First, some historical context. Box started in 2004 in the consumer space, and then they made the decision to go enterprise. Dropbox started a couple years after Box, and they decided to stay in the B2C space, but eventually they also decided to also do enterprise. So Dropbox came into the enterprise space later, and Box is much more advanced towards the enterprise offering.

Revenue from SMB segment is highly predictable and consistent

You mentioned SMB. Box classifies that as basically up to 500 employees, they will start from 50 to 500. Below 50, they push those transactions online. Between 50 to 500, you will have a salesperson who's selling to these small companies. They have a mid-market, which goes from 500, to I believe about 2,000. Enterprise will be anything beyond 2,000. You'll be quite surprised that the SMB business is going really well. It is one of the most predictable businesses that Box has. When I was there, enterprise business tended to be a little bit on and off – you could have a big deal, which basically blows you through the quarterly number, and then you got a quarter where you don't have a big deal. On the other hand, when you have SMBs, they will execute a lot of these smaller transactions, you know, 20–30 thousand dollars, but they will go one after another. It's very predictable and consistent, and it grows at a regular pace.

Enterprise users love Box

I would say Box is an enterprise-focused business because enterprises care about exactly what Box has to offer. End user satisfaction with the product was very, very high compared to any other product on the market. It is easy to use, deploy and manage. It gives you full visibility of the control, integrates with other solutions, and so on. At the enterprise level, it's a no brainer. Once people get warmed up to Box, they love it.
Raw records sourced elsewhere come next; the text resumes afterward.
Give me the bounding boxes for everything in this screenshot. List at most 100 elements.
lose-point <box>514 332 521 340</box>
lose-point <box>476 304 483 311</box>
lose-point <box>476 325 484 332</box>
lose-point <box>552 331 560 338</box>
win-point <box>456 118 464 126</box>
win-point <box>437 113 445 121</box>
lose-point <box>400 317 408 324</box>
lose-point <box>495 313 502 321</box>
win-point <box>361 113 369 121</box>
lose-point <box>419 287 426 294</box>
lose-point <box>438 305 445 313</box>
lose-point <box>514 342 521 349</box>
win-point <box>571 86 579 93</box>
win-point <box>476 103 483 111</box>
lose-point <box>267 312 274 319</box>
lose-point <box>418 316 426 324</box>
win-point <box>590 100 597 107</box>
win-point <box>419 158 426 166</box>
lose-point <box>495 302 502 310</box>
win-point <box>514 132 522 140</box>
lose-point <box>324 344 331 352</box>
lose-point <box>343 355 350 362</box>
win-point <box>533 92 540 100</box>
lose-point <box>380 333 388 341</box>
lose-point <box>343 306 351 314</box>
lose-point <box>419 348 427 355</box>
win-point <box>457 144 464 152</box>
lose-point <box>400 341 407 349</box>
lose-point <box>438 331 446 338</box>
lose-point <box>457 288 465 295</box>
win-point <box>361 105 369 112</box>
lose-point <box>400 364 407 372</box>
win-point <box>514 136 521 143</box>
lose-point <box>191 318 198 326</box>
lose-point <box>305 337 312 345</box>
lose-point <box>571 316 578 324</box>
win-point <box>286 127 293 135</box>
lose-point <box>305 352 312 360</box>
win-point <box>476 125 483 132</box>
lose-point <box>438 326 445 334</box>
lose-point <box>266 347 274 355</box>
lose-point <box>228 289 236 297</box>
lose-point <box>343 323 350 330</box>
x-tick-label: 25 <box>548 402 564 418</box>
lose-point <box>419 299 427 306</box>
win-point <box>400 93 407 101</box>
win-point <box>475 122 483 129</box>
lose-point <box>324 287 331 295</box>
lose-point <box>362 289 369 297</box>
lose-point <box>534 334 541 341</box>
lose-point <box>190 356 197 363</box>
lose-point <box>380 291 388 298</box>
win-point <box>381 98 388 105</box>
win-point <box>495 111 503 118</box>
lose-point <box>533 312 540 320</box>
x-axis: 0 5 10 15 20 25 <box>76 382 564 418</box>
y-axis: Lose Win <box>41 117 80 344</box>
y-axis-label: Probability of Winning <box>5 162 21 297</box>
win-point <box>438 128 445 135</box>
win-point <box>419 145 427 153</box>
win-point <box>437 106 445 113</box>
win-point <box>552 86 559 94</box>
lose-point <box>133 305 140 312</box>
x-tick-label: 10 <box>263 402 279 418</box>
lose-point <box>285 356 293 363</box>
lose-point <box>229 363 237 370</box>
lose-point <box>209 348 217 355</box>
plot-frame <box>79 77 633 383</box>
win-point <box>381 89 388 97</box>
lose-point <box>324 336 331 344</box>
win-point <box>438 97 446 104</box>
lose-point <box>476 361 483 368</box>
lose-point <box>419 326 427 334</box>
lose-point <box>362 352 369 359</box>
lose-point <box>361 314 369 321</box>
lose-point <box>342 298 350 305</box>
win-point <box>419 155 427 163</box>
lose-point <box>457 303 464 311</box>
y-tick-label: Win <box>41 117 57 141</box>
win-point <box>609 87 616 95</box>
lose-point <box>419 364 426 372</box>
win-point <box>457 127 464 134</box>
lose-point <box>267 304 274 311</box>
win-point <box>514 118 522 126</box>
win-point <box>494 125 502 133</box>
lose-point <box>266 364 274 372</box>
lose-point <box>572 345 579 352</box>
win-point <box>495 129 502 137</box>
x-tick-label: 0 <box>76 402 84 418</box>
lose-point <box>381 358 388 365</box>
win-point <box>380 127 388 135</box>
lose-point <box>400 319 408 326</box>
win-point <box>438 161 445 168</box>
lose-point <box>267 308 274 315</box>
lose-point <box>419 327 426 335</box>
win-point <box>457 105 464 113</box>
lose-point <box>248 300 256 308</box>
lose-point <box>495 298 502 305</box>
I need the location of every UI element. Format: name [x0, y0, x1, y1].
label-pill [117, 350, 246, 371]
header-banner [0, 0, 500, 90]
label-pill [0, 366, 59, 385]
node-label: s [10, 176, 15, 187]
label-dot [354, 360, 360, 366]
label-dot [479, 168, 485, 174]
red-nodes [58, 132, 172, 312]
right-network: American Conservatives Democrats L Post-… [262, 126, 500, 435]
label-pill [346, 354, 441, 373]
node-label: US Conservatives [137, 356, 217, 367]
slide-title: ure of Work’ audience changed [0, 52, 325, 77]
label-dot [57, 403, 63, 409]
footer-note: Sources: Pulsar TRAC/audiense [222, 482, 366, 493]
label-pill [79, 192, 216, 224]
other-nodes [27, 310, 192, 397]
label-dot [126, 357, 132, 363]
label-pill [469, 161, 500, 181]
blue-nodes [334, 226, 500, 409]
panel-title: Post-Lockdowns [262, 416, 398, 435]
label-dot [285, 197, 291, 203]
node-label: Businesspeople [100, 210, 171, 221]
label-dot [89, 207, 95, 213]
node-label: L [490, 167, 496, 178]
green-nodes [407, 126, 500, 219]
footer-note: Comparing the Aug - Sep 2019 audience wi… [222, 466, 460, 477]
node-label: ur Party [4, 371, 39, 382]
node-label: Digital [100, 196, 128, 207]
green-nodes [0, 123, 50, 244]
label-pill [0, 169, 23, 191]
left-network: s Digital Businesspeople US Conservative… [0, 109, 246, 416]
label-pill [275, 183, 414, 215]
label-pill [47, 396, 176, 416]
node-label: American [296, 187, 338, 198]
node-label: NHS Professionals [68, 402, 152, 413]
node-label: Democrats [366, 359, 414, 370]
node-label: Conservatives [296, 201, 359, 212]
Box seldom loses to Dropbox on enterprise deals

Dropbox is fantastic, because they are strong around the media sort of library, and have very basic and user friendly mobile app and web interfaces. However, for large enterprises, we have hardly, hardly seen Dropbox. I have seen Box losing to Dropbox once on one of the enterprise deals, but that was for a company that works in FMCG. And they just didn't care about the level of control over content; they cared more about end user experience. And this is where Dropbox has an advantage, because a lot of the users know them from their personal life, so they like to have it in the company. There was only one deal I saw we lost, but on the enterprise level it would probably be 90% we won against Dropbox, at least for the European side when I was there.

Compliance concerns drive demand from mid-market

To go down to mid-market and corporate, what you are going to see are companies that have some compliance concern about the content. They could go into Dropbox, but you will usually see Dropbox deployment with companies that are maybe up to 10 people. It's a very consumer-driven approach. Once you have 20, 30 employees, up to 50, you are starting to see the advantage of having the control over the way you can manage the content throughout the console. Box is extremely strong on the reporting and visibility – what is happening with the users, what's happening with the content. In addition, a lot of these smaller corporates are regulated. They could be small financial institutions; they could be suppliers of a large corporate that is regulated like life sciences or financial services, which they still care about that. So, we had a very good motion going on with the smaller businesses, and it grew very, very strong.

You mentioned Microsoft is the biggest competitor. What is Microsoft's competitive advantage over Box?

Box’s fight against OneDrive, SharePoint, and Teams altogether

That is actually a big topic. It might be a bigger topic than you think. Box always profiled itself as competing with Microsoft. If you go back to what Aaron Levie, the CEO of Box, would have been saying during around 2010 to 2015, the language was very much geared towards Microsoft. Box will go in and eat Microsoft's lunch around content management.